Internet voice calling app Ringo has paused its cheap domestic voice calling service in India. The company said on Monday that some operators are allegedly blocking the service on their networks. Ringo further noted that it is putting the domestic service, which it had launched just last week, on halt for all until it resolves the issue.
Ringo, a popular international voice calling app, announced cheap voice call tariff plans for Indian users last week. As per which, a user could make an STD call or a local call at a call rate of Rs. 0.19 per minute. In comparison, popular telecom operators such as Airtel, Vodafone, and Idea charge roughly around Rs. 1.20 per minute for STD calls, and Rs. 0.40 per minute with any special tariff plan.
And it seems, at least some telecom operators weren't pleased by it. Ringo claimed some telecom operators started to block Ringo's domestic calls in the country last week. Ringo hasn't disclosed the name of the telcos in the blog post it published Monday. The company said that until it resolves the issue, it is putting its domestic calling service on halt for all Indian users.
Ringo insists that its service is "fully legal," and compliant with all aspects of the DoT (Department of Telecommunications), and Trai (Telecom Regulatory Authority of India) regulations. The company also said that it will work with regulatory authorities to get the service unblocked. In the meanwhile, users can use Ringo app to make international calls.

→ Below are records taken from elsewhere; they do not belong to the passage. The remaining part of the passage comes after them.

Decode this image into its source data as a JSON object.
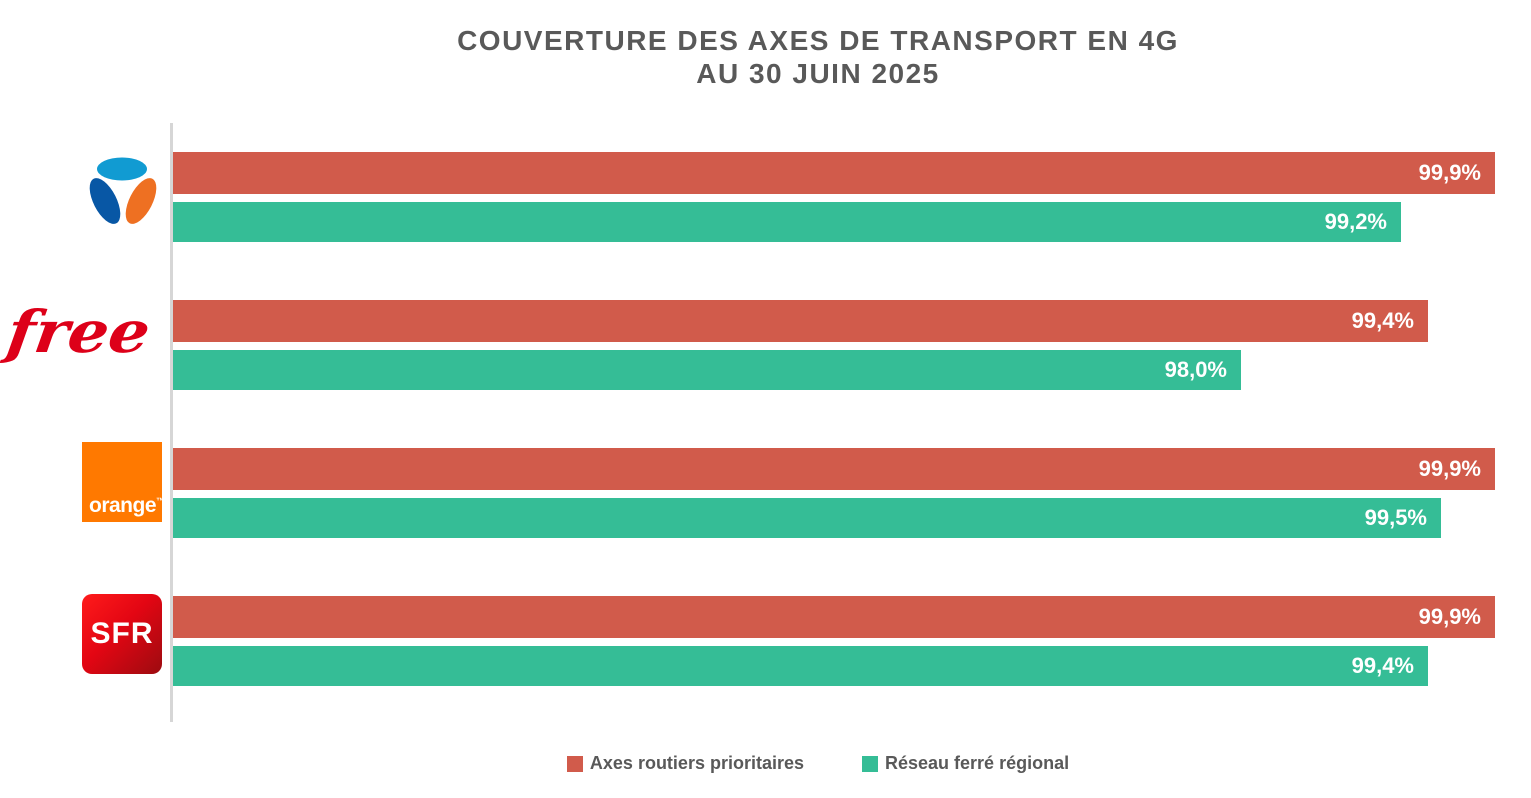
{
  "title": {
    "line1": "COUVERTURE DES AXES DE TRANSPORT EN 4G",
    "line2": "AU 30 JUIN 2025"
  },
  "colors": {
    "roads": "#d15b4b",
    "rail": "#35bd96",
    "title_text": "#595959",
    "axis_line": "#d6d6d6",
    "value_label": "#ffffff",
    "orange_brand": "#ff7900",
    "free_brand": "#dd0019",
    "sfr_brand": "#e30613",
    "bouygues_lightblue": "#119bd2",
    "bouygues_darkblue": "#0857a5",
    "bouygues_orange": "#ee7022"
  },
  "logos": {
    "free_text": "free",
    "orange_text": "orange",
    "orange_tm": "™",
    "sfr_text": "SFR"
  },
  "legend": {
    "items": [
      {
        "label": "Axes routiers prioritaires",
        "color": "#d15b4b"
      },
      {
        "label": "Réseau ferré régional",
        "color": "#35bd96"
      }
    ]
  },
  "chart_data": {
    "type": "bar",
    "orientation": "horizontal",
    "title": "COUVERTURE DES AXES DE TRANSPORT EN 4G AU 30 JUIN 2025",
    "categories": [
      "Bouygues Telecom",
      "Free",
      "Orange",
      "SFR"
    ],
    "series": [
      {
        "name": "Axes routiers prioritaires",
        "color": "#d15b4b",
        "values": [
          99.9,
          99.4,
          99.9,
          99.9
        ],
        "labels": [
          "99,9%",
          "99,4%",
          "99,9%",
          "99,9%"
        ]
      },
      {
        "name": "Réseau ferré régional",
        "color": "#35bd96",
        "values": [
          99.2,
          98.0,
          99.5,
          99.4
        ],
        "labels": [
          "99,2%",
          "98,0%",
          "99,5%",
          "99,4%"
        ]
      }
    ],
    "xlim": [
      90,
      100
    ],
    "unit": "%",
    "grid": false,
    "legend_position": "bottom",
    "value_labels": "inside-end"
  }
}
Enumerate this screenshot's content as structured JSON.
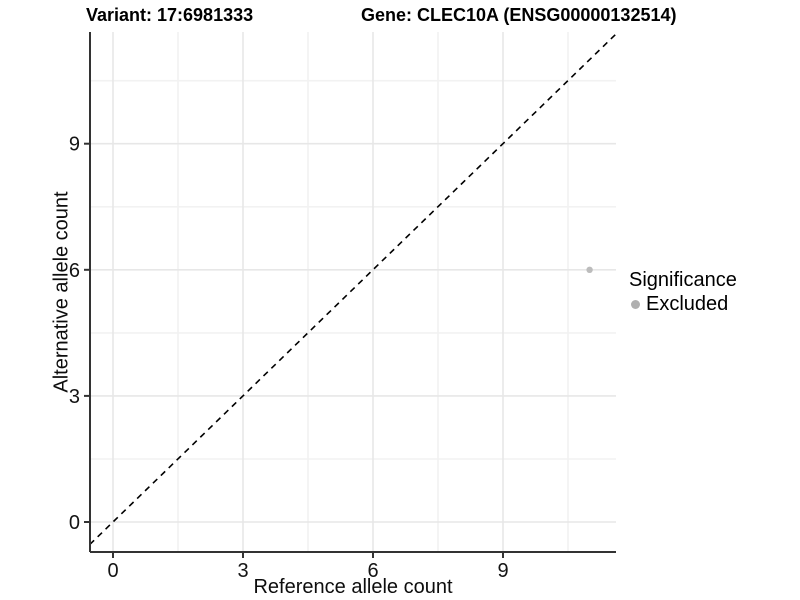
{
  "header": {
    "variant_title": "Variant: 17:6981333",
    "gene_title": "Gene: CLEC10A (ENSG00000132514)"
  },
  "legend": {
    "title": "Significance",
    "items": [
      {
        "label": "Excluded",
        "color": "#b0b0b0",
        "marker": "circle"
      }
    ]
  },
  "chart_data": {
    "type": "scatter",
    "xlabel": "Reference allele count",
    "ylabel": "Alternative allele count",
    "x_ticks": [
      0,
      3,
      6,
      9
    ],
    "y_ticks": [
      0,
      3,
      6,
      9
    ],
    "x_minor_ticks": [
      1.5,
      4.5,
      7.5,
      10.5
    ],
    "y_minor_ticks": [
      1.5,
      4.5,
      7.5,
      10.5
    ],
    "xlim": [
      -0.55,
      11.6
    ],
    "ylim": [
      -0.72,
      11.67
    ],
    "grid": true,
    "legend_position": "right",
    "series": [
      {
        "name": "Excluded",
        "color": "#bcbcbc",
        "points": [
          {
            "x": 11,
            "y": 6
          }
        ]
      }
    ],
    "reference_line": {
      "type": "identity",
      "equation": "y = x",
      "style": "dashed",
      "color": "#000000"
    }
  },
  "colors": {
    "background": "#ffffff",
    "axis_line": "#333333",
    "tick_label": "#141414",
    "grid_major": "#e7e7e7",
    "grid_minor": "#f2f2f2"
  }
}
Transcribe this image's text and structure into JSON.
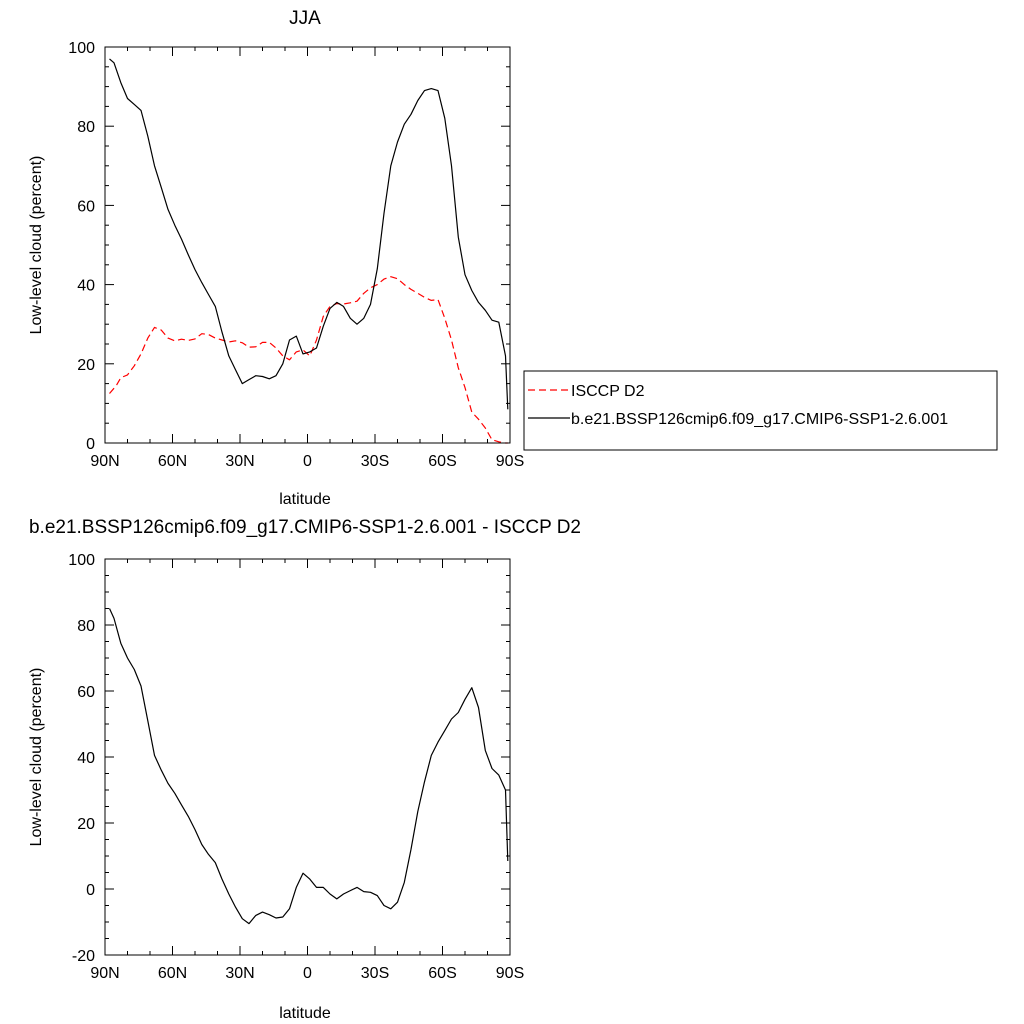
{
  "chart_data": [
    {
      "type": "line",
      "title": "JJA",
      "xlabel": "latitude",
      "ylabel": "Low-level cloud (percent)",
      "xlim": [
        -90,
        90
      ],
      "ylim": [
        0,
        100
      ],
      "xticks": [
        -90,
        -60,
        -30,
        0,
        30,
        60,
        90
      ],
      "xtick_labels": [
        "90N",
        "60N",
        "30N",
        "0",
        "30S",
        "60S",
        "90S"
      ],
      "yticks": [
        0,
        20,
        40,
        60,
        80,
        100
      ],
      "ytick_labels": [
        "0",
        "20",
        "40",
        "60",
        "80",
        "100"
      ],
      "grid": false,
      "legend": "right",
      "series": [
        {
          "name": "ISCCP D2",
          "color": "#ff0000",
          "dash": "dashed",
          "x": [
            -88,
            -85,
            -83,
            -80,
            -77,
            -74,
            -71,
            -68,
            -65,
            -62,
            -59,
            -56,
            -53,
            -50,
            -47,
            -44,
            -41,
            -38,
            -35,
            -32,
            -29,
            -26,
            -23,
            -20,
            -17,
            -14,
            -11,
            -8,
            -5,
            -2,
            1,
            4,
            7,
            10,
            13,
            16,
            19,
            22,
            25,
            28,
            31,
            34,
            37,
            40,
            43,
            46,
            49,
            52,
            55,
            58,
            61,
            64,
            67,
            70,
            73,
            76,
            79,
            82,
            85,
            88,
            89
          ],
          "values": [
            12.5,
            14.5,
            16.5,
            17.2,
            19.5,
            22.5,
            26.5,
            29.2,
            28.5,
            26.5,
            25.8,
            26.2,
            25.9,
            26.3,
            27.6,
            27.4,
            26.5,
            26.0,
            25.5,
            25.8,
            25.3,
            24.2,
            24.3,
            25.4,
            25.4,
            24.0,
            22.0,
            21.0,
            23.0,
            23.5,
            22.0,
            26.0,
            32.0,
            34.5,
            35.2,
            35.1,
            35.4,
            35.8,
            37.8,
            39.2,
            40.0,
            41.4,
            42.0,
            41.5,
            40.0,
            38.8,
            37.8,
            36.8,
            36.0,
            36.2,
            31.5,
            26.0,
            19.0,
            14.0,
            7.8,
            6.0,
            3.8,
            0.8,
            0.3,
            0.0,
            0.0
          ]
        },
        {
          "name": "b.e21.BSSP126cmip6.f09_g17.CMIP6-SSP1-2.6.001",
          "color": "#000000",
          "dash": "solid",
          "x": [
            -88,
            -86,
            -83,
            -80,
            -77,
            -74,
            -71,
            -68,
            -65,
            -62,
            -59,
            -56,
            -53,
            -50,
            -47,
            -44,
            -41,
            -38,
            -35,
            -32,
            -29,
            -26,
            -23,
            -20,
            -17,
            -14,
            -11,
            -8,
            -5,
            -2,
            1,
            4,
            7,
            10,
            13,
            16,
            19,
            22,
            25,
            28,
            31,
            34,
            37,
            40,
            43,
            46,
            49,
            52,
            55,
            58,
            61,
            64,
            67,
            70,
            73,
            76,
            79,
            82,
            85,
            88,
            89
          ],
          "values": [
            97.0,
            96.0,
            91.0,
            87.0,
            85.5,
            84.0,
            77.5,
            70.0,
            64.5,
            59.0,
            55.0,
            51.5,
            47.5,
            43.8,
            40.5,
            37.5,
            34.5,
            28.0,
            22.0,
            18.5,
            15.0,
            16.0,
            17.0,
            16.8,
            16.2,
            17.0,
            20.0,
            26.0,
            27.0,
            22.5,
            23.0,
            24.0,
            29.5,
            34.0,
            35.5,
            34.5,
            31.5,
            30.0,
            31.5,
            35.0,
            44.0,
            58.0,
            70.0,
            76.0,
            80.5,
            83.0,
            86.5,
            89.0,
            89.5,
            89.0,
            82.0,
            70.0,
            52.0,
            42.5,
            38.5,
            35.5,
            33.5,
            31.0,
            30.5,
            22.0,
            8.5
          ]
        }
      ]
    },
    {
      "type": "line",
      "title": "b.e21.BSSP126cmip6.f09_g17.CMIP6-SSP1-2.6.001 - ISCCP D2",
      "xlabel": "latitude",
      "ylabel": "Low-level cloud (percent)",
      "xlim": [
        -90,
        90
      ],
      "ylim": [
        -20,
        100
      ],
      "xticks": [
        -90,
        -60,
        -30,
        0,
        30,
        60,
        90
      ],
      "xtick_labels": [
        "90N",
        "60N",
        "30N",
        "0",
        "30S",
        "60S",
        "90S"
      ],
      "yticks": [
        -20,
        0,
        20,
        40,
        60,
        80,
        100
      ],
      "ytick_labels": [
        "-20",
        "0",
        "20",
        "40",
        "60",
        "80",
        "100"
      ],
      "grid": false,
      "series": [
        {
          "color": "#000000",
          "dash": "solid",
          "x": [
            -88,
            -86,
            -83,
            -80,
            -77,
            -74,
            -71,
            -68,
            -65,
            -62,
            -59,
            -56,
            -53,
            -50,
            -47,
            -44,
            -41,
            -38,
            -35,
            -32,
            -29,
            -26,
            -23,
            -20,
            -17,
            -14,
            -11,
            -8,
            -5,
            -2,
            1,
            4,
            7,
            10,
            13,
            16,
            19,
            22,
            25,
            28,
            31,
            34,
            37,
            40,
            43,
            46,
            49,
            52,
            55,
            58,
            61,
            64,
            67,
            70,
            73,
            76,
            79,
            82,
            85,
            88,
            89
          ],
          "values": [
            85.0,
            82.0,
            74.5,
            70.0,
            66.5,
            61.5,
            51.0,
            40.5,
            36.0,
            32.0,
            29.0,
            25.5,
            22.0,
            18.0,
            13.5,
            10.5,
            8.0,
            3.0,
            -1.5,
            -5.5,
            -9.0,
            -10.5,
            -8.0,
            -7.0,
            -7.8,
            -8.8,
            -8.5,
            -6.0,
            0.5,
            4.8,
            3.0,
            0.5,
            0.5,
            -1.5,
            -3.0,
            -1.5,
            -0.5,
            0.5,
            -0.8,
            -1.0,
            -2.0,
            -5.0,
            -6.0,
            -4.0,
            2.0,
            12.0,
            23.5,
            32.5,
            40.5,
            44.5,
            48.0,
            51.5,
            53.5,
            57.5,
            61.0,
            55.0,
            42.0,
            36.5,
            34.5,
            30.0,
            8.5
          ]
        }
      ]
    }
  ]
}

"We will continue to persevere in providing innovative voice solutions, and intend to take relevant remedial action, but do not have an ETA on the same," Ringo wrote. "As it stands, until we manage to get an intervention from relevant regulatory authorities to unblock our service, none of our domestic calls are going through."
This wouldn't be the first time a voice calling or instant messaging client may have irked telecom operators. Bharti Airtel earlier this year hiked its data tariff and said that it would charge separately for VoIP calls. What's interesting about Ringo is that it doesn't heavily rely on the Internet to make calls.
For a refresh, when a user attempts to call a person, instead of directly connecting to the recipient, Ringo acts as the intermediary, and calls that person and connects the user to that contact. For this reason, recipients don't need to have the app installed on their handset, and voice calls work without a reliable data connection.
Ringo said that if it fails to resume its domestic calling service in the next 2-3 days, it will issue refunds to all affected users.